Repayment Terms for Bridging Loans

Wednesday 4th January 2023 | 2 minute read

Repayment terms refer to the agreed-upon time frame for the repayment, including whether the loan requires monthly interest payments or if it allows for deferred interest until the end of the loan term.

Note book with the words Repayment Plan written in marker pen

A bridging loan is a short-term loan taken out to fill a gap between a customer’s existing and long-term financing. These short-term loans are commonly used by borrowers to make a big purchase before securing permanent financing.

The Repayment Terms are the conditions by which the borrower agrees to repay the loan. It includes the total loan amount, interest rate, exit strategy, and any additional fees.
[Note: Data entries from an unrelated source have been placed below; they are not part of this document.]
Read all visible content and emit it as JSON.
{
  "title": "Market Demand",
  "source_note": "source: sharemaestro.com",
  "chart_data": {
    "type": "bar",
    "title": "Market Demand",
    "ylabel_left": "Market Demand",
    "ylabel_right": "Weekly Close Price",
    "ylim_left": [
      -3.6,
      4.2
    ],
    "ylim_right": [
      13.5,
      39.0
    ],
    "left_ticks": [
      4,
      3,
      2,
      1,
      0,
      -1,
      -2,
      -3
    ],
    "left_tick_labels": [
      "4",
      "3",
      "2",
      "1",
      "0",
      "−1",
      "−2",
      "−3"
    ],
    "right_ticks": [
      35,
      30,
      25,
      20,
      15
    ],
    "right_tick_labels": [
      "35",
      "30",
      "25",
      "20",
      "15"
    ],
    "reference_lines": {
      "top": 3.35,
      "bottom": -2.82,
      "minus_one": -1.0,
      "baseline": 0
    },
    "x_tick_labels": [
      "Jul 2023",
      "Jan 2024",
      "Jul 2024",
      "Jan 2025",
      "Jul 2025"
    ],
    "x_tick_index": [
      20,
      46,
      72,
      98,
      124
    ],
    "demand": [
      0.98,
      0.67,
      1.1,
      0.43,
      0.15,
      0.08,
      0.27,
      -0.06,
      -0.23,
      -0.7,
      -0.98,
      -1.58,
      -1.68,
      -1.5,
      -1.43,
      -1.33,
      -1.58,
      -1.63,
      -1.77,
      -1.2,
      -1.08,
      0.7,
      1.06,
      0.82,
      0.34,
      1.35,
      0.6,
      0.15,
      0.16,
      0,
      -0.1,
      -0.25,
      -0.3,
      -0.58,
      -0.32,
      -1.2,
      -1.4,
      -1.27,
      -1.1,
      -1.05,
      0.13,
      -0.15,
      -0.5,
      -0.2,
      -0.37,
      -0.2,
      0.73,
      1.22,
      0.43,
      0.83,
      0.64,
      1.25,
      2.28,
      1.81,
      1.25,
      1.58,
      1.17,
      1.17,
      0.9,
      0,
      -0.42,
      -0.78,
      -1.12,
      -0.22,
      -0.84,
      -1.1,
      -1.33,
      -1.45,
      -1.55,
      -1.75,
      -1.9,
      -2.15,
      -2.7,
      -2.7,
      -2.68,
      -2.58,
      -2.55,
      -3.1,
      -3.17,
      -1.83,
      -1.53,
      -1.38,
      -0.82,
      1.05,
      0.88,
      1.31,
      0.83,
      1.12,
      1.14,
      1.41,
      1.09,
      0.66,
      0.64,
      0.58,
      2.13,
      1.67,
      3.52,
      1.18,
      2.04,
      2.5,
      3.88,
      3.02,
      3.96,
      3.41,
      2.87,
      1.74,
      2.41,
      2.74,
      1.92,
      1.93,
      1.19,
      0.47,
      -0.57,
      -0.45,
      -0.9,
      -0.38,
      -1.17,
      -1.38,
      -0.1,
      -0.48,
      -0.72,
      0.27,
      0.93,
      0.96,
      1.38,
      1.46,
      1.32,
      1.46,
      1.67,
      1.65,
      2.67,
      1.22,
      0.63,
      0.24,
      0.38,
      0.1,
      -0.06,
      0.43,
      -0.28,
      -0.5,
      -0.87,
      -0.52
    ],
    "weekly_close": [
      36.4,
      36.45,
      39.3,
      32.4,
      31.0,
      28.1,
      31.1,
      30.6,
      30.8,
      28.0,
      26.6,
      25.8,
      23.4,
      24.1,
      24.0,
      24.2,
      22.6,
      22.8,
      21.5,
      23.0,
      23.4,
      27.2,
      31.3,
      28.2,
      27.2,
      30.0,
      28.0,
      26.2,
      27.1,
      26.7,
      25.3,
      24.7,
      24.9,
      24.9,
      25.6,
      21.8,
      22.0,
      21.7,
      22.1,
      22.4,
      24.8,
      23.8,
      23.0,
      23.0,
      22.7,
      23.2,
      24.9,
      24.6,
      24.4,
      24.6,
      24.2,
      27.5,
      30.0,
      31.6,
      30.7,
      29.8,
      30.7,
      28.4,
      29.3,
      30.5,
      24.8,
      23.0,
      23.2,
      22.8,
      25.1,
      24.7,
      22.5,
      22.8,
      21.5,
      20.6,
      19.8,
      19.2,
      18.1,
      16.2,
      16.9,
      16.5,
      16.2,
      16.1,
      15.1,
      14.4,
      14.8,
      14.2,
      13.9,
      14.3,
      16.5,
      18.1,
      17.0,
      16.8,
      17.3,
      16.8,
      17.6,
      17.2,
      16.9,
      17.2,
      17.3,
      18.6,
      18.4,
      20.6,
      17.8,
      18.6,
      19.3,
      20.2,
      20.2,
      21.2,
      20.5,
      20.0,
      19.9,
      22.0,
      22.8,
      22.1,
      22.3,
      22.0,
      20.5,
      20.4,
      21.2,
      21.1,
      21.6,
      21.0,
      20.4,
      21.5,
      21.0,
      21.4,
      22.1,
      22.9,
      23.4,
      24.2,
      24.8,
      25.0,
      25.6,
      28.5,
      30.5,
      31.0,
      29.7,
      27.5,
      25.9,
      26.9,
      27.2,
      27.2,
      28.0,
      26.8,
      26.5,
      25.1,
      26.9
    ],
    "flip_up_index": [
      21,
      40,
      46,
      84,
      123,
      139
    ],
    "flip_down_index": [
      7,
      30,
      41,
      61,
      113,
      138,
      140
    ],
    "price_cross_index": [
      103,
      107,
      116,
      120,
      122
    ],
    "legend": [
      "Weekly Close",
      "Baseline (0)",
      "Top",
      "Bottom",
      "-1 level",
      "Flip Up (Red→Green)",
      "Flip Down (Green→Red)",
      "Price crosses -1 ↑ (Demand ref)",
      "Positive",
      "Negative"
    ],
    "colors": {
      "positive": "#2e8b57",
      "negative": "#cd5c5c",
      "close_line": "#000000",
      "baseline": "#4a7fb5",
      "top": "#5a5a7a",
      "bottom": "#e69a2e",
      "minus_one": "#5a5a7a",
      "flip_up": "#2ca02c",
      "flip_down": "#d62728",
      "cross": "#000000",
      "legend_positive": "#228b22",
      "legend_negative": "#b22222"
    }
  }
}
Understanding the Repayment Terms of a Bridging Loan is essential before taking out the loan to avoid default and long-term financial difficulties. 


The Total Loan Amount

The Total Loan Amount is the total amount the borrower will receive from the loan. This includes all fees, such as closing fees, origination fees, and other fees associated with the loan. The Total Loan Amount may also include an amount set aside for potential interest accrual or fees for a late repayment. Generally, the Total Loan Amount is the same as the loan amount requested. 


Interest Rate

The interest rate is the charge a lender will charge a borrower for accessing and using the loan. Interest rates for bridging loans can be either fixed or variable, depending on the agreement between the lender and the borrower. Fixed interest rates remain the same throughout the loan’s repayment period, while variable interest rates may change depending on external financial factors. 


Repayment Schedule

The Repayment Schedule is the timeline by which the borrower is obligated to make payments on the loan. Schedules are typically set up either in monthly or quarterly payments, depending on the agreement between the lender and the borrower. The payment schedule should be communicated to the borrower up-front and thoroughly considered before agreeing to the loan. 


Additional Fees

Bridging loans often come with additional fees that the borrower is obligated to pay. Examples of additional fees include closing fees, origination fees, and late fees. The additional fees are typically disclosed to the borrower prior to signing the loan agreement and should be taken into account when calculating loan affordability. 


Final thoughts

 It's relatively easy to find out what happens if you don't repay your bridging loan as this information will be set out in your loan agreement. Understanding your Repayment Terms before taking out a Bridging Loan is essential to successfully paying off the loan. When taking out any type of loan, ensure that you understand all the conditions of the loan before agreeing to them.

Knowing the Total Loan Amount, Interest Rate, Repayment Schedule, and any Additional Fees will help you calculate the affordability of the loan and set you up for successful repayment.